There are several effective ways of creating Vuja De for clinicians who are trying to address difficult issues. For example, Kaiser Permanente improvement teams have used field observations, storytelling, brainstorming, and rapid prototyping.  We have also found creative ideas using lesser-known techniques, including analogous site observations.

Analogous Site Observations

“We are going to do WHAT?” said the team members in response to the agenda we presented for the day. We repeated it: The attendees for our Medication Administration “Deep Dive” team would be split into groups to visit either a flight school, a car dealership, Safeway, the local American Automobile Association (AAA), or a professor of forensic science. We anticipated it would shake up their thinking on how to reduce medication errors, and we were right. When asked where people do most creative thinking, you rarely hear the answer “sitting at my desk” or “while I am working.” So we made plans for our clinicians to experience a non-health care setting to force the question: What issues do we have in common and what are they are doing to address them?

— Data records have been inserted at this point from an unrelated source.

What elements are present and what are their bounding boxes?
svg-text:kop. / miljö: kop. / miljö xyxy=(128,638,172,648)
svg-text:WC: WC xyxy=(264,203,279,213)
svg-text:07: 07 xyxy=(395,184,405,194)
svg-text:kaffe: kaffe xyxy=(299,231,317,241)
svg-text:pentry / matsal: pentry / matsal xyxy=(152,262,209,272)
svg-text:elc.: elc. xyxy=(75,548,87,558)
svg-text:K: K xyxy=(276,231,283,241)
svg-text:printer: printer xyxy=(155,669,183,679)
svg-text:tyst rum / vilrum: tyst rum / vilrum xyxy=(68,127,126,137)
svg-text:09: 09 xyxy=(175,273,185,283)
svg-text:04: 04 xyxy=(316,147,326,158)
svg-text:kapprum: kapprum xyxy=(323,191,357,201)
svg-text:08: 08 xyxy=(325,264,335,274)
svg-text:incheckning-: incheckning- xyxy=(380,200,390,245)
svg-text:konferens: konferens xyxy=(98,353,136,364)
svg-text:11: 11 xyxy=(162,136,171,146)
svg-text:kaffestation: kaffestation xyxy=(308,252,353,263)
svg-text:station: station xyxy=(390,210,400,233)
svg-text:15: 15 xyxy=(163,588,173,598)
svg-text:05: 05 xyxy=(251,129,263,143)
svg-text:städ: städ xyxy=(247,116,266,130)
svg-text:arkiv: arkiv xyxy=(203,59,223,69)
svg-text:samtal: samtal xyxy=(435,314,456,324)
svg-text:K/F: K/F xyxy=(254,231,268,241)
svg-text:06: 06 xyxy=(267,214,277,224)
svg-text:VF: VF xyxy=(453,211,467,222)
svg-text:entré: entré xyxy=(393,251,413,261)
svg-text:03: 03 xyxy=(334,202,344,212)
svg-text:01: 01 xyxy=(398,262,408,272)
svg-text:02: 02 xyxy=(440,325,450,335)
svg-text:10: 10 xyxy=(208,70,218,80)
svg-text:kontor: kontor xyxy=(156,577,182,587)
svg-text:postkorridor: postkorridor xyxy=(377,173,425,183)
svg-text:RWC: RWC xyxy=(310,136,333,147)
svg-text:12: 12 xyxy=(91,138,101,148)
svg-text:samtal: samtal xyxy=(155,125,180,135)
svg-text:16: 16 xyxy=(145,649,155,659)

For example, the airline industry does an excellent job of trying to identify the root cause of crashes. In a number of cases, as well-intentioned pilots were conducting the complex job of taking off or landing a plane, they were also having unrelated side conversations with each other. Critical steps were missed because these pilots were not focused on the task at hand. This distraction resulted in sometimes-fatal accidents. Sound familiar? The nurses, hearing this scenario at the flight school visit, related to times they had side conversations at the Pyxis machine while preparing medications, multitasked in the hallway with medications in hand, or administered medications in a chaotic patient room. The pilots' solution is a “sterile cockpit,” which means that for the first 5,000 feet during take-off and the last 5,000 feet before the plane lands, no conversation or activity occurs that does not directly deal with the task at hand—safely flying the plane. Pilots have a specific safety check process where focus is expected. The flight school visit prompted hundreds of new and creative ideas about how to apply the “sterile cockpit” concept to the process of administering medications to patients.

This anecdote was only one of many “ah-ha's” that the clinicians experienced during their analogous site observations. The ideas were unique because of clinicians' firsthand experiences.

Tips for Planning Analogous Site Observations

When planning analogous site observations, consider taking the following steps:

  • Identify the key attributes or characteristics of the issue you are trying to solve. For medication administration, we identified important attributes such as the need for focus, streamlining the process, closing the loops, and teaching complex topics.
  • Brainstorm on other industries, organizations, or trades that apply the same attributes. For our topic, we explored other industries that are complex and have a need for great focus (airline), require a streamlined supply-chain (grocery and automotive), must close the loop after tasks are completed (emergency and road-side repair), and have experience teaching complex topics (higher education).
  • Identify industries that have multiple attributes. The airline industry, for example, met the criteria for all four of our focus areas; therefore, it was a priority setting.
  • Think about the companies that are physically near you to make it possible for a team to visit them in person. Bringing “experts” to you is another option if an onsite visit is impractical.
  • How many people you plan to send will determine which companies you can visit; some may not be able to accommodate large groups. Additionally, consider the need for single or multiple site visits to create different experiences.
  • Make early contacts with the companies you identify to explain your goals and how their help could address the problem you are trying to solve. For example, provide a letter or e-mail that they can use to inform their management about the visit.
  • Provide questions in advance so they can plan for your visit.
  • If possible, provide a financial contribution to the company or individual who spends time with your group. We provide $100 cash with a thank you note at the end of the visit.

The French novelist Marcel Proust said, “The real act of discovery consists not in finding new lands but in seeing with new eyes.” So if you want to find untapped innovation opportunities, look at the world around you with fresh eyes. Strive for a sense of Vuja De and prepare yourself for the creative ideas that follow.


  1. Zuber CD, Alterescu V, Chow MP. Fail often to succeed sooner: adventures in innovation. The Permanente Journal 2005 9(4):44-49. Available at: Accessed August 7, 2007.